Autre réserve : On aurait pu fort aisément se passer de certains épisodes de la fin du film, notamment de l’exécution d’hommes coupables de pillage - épisodes qui apportent un élément légèrement mélodramatique à un film qui ne l’est nullement par ailleurs. En ce qui concerne les sources du film, elles sont souvent indiquées de manière très nette. Certains épisodes sont, on nous le dit, fondés sur ce qui s’est produit, pendant la dernière guerre, dans telle ou telle ville allemande ou au Japon. Toutefois, il est permis de regretter parfois un manque de précision. Dire "le général Untel a déclaré" ou "le cardinal ou Mgr Untel", aurait plus de poids que de recourir à des formules comme "un stratège américain", "un dignitaire de l’Église romaine", "un évêque anglican", etc.
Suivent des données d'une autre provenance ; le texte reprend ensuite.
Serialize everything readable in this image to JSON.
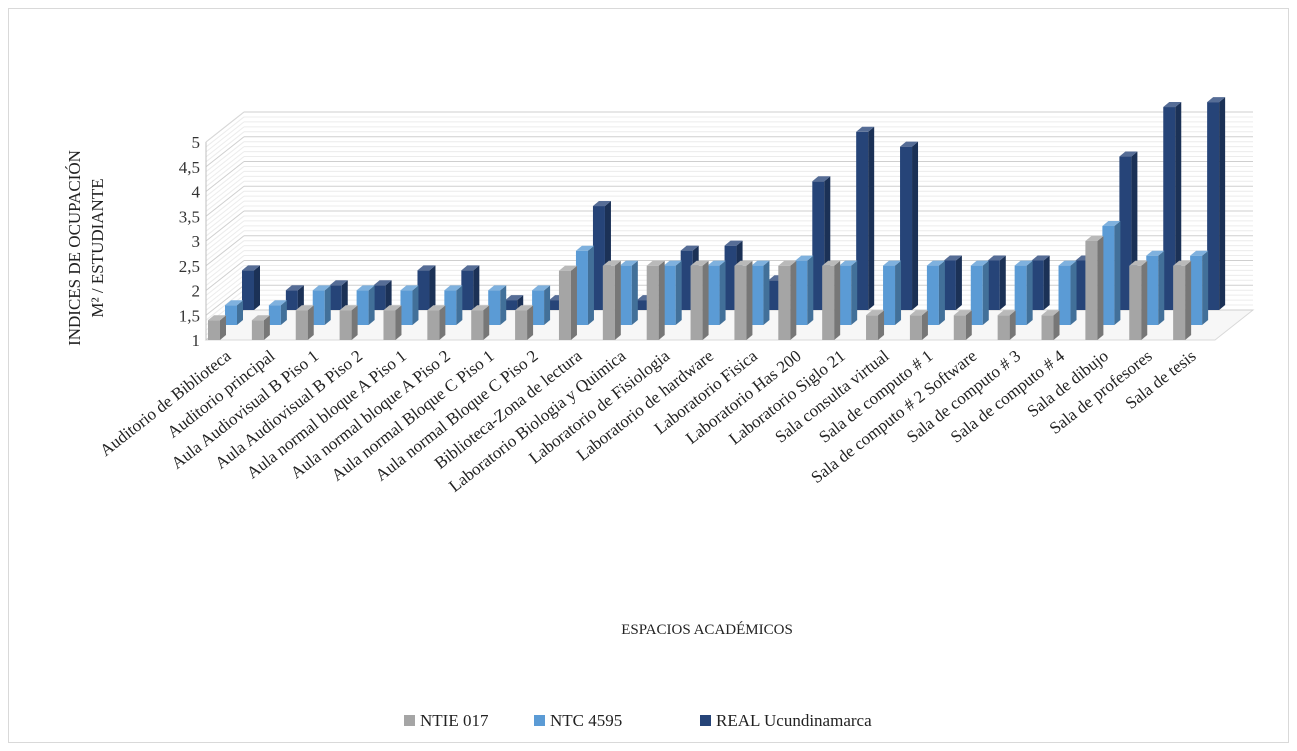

Il semble aussi que dans la délimitation entre les faits - une bombe de x mégatonnes aurait tels effets dans un rayon de x kilomètres - le probable et le possible ne soient pas suffisamment distingués. Et, en cela, The War Game prête le flanc à ceux qui, répugnant à admettre la vérité, n’ont pas manqué, à l’aide de sophismes plus ou moins ingénieux, et parfois avec une flagrante mauvaise foi, d’exploiter ces imprécisions pour rejeter le fond même du film.
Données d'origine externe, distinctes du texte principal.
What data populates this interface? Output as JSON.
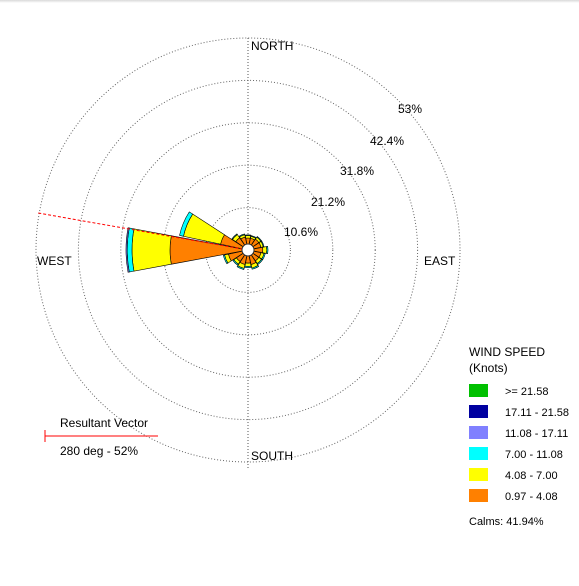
{
  "chart_data": {
    "type": "wind-rose",
    "directions": {
      "north": "NORTH",
      "south": "SOUTH",
      "east": "EAST",
      "west": "WEST"
    },
    "rings": [
      "10.6%",
      "21.2%",
      "31.8%",
      "42.4%",
      "53%"
    ],
    "ring_values": [
      10.6,
      21.2,
      31.8,
      42.4,
      53
    ],
    "legend": {
      "title_line1": "WIND SPEED",
      "title_line2": "(Knots)",
      "bins": [
        {
          "label": ">= 21.58",
          "color": "#00c000"
        },
        {
          "label": "17.11 - 21.58",
          "color": "#0000a0"
        },
        {
          "label": "11.08 - 17.11",
          "color": "#8080ff"
        },
        {
          "label": "7.00 - 11.08",
          "color": "#00ffff"
        },
        {
          "label": "4.08 - 7.00",
          "color": "#ffff00"
        },
        {
          "label": "0.97 - 4.08",
          "color": "#ff8000"
        }
      ]
    },
    "calms": "Calms: 41.94%",
    "resultant_vector": {
      "title": "Resultant Vector",
      "value": "280 deg - 52%",
      "direction_deg": 280,
      "percent": 52
    },
    "sectors": [
      {
        "center_deg": 0,
        "freqs": [
          1.5,
          0.6,
          0.2,
          0,
          0,
          0
        ]
      },
      {
        "center_deg": 22.5,
        "freqs": [
          1.5,
          0.5,
          0.2,
          0,
          0,
          0
        ]
      },
      {
        "center_deg": 45,
        "freqs": [
          1.8,
          0.6,
          0.2,
          0,
          0,
          0
        ]
      },
      {
        "center_deg": 67.5,
        "freqs": [
          1.8,
          0.6,
          0.2,
          0,
          0,
          0
        ]
      },
      {
        "center_deg": 90,
        "freqs": [
          2.2,
          1.0,
          0.3,
          0,
          0,
          0
        ]
      },
      {
        "center_deg": 112.5,
        "freqs": [
          1.8,
          0.8,
          0.3,
          0,
          0,
          0
        ]
      },
      {
        "center_deg": 135,
        "freqs": [
          1.8,
          0.8,
          0.3,
          0,
          0,
          0
        ]
      },
      {
        "center_deg": 157.5,
        "freqs": [
          2.2,
          0.9,
          0.3,
          0,
          0,
          0
        ]
      },
      {
        "center_deg": 180,
        "freqs": [
          1.8,
          0.8,
          0.3,
          0,
          0,
          0
        ]
      },
      {
        "center_deg": 202.5,
        "freqs": [
          2.2,
          1.0,
          0.3,
          0,
          0,
          0
        ]
      },
      {
        "center_deg": 225,
        "freqs": [
          2.0,
          0.8,
          0.3,
          0,
          0,
          0
        ]
      },
      {
        "center_deg": 247.5,
        "freqs": [
          3.5,
          1.0,
          0.3,
          0,
          0,
          0
        ]
      },
      {
        "center_deg": 270,
        "freqs": [
          18.0,
          9.5,
          1.2,
          0.3,
          0,
          0
        ]
      },
      {
        "center_deg": 292.5,
        "freqs": [
          5.5,
          9.5,
          1.0,
          0,
          0,
          0
        ]
      },
      {
        "center_deg": 315,
        "freqs": [
          2.2,
          1.0,
          0.2,
          0,
          0,
          0
        ]
      },
      {
        "center_deg": 337.5,
        "freqs": [
          1.8,
          0.6,
          0.2,
          0,
          0,
          0
        ]
      }
    ]
  }
}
"Je ne crois pas que nombreux seront les spectateurs que troublera The War Game", écrivait un critique, dont l’article montre précisément par sa violence à quel point son auteur a été troublé par le film. Réaction typique. Il n’y a pas si longtemps, le même critique, jouant les blasés, déclarait, à propos d’un film sur l’homosexualité, que c’était devenu maintenant un thème rebattu, "presque rasoir". Autrement dit, si nous traduisons en clair ce message chiffré : voilà un sujet qui nous dérange et qui remet en question nos petits cadres rassurants. Et, certes, The War Game nous dérange tous, dans la mesure où nous trouverions plus commode de penser qu’il n’y aura pas, qu’il ne peut y avoir de guerre nucléaire, et de nous en remettre à la sagesse infaillible de "l’autorit" - ce père pour adulte.
Certes, ce film remet désagréablement en question les "idées reçues". De même que, dans un tout autre domaine, les films de Ingmar Bergman troublent le spectateur et provoquent des réactions violentes de la part de ceux qui n’aiment pas trop qu’on ébranle le château de cartes de leur "psychologie" de tout repos. Il s’agit de savoir si l’on veut, si l’on ose regarder en face dans le premier cas la réalité extérieure, dans le second la réalité intérieure, plus pénible encore à admettre. Aussi est-il réconfortant de constater l’intérêt que The War Game a suscité en Angleterre. De constater la réaction du public qui, séance après séance, a empli la salle du National Film Theatre. Voilà qui nous change un peu des comédies musicales de Hollywood et des films inoffensifs de la Nouvelle vague.
Stefan Crozet
Jeune Cinéma n°17, septembre 1966
La Bombe (The War Game). Réal, sc : Peter Watkins ; ph : Peter Bartlett et Peter Suschitzky ; mont : Michael Bradsell ; cost : Vanessa Clarke. Int : Michael Aspel, Peter Graham, Kathy Staff, Peter Watkins (Grande-Bretagne, 1965, 48 mn).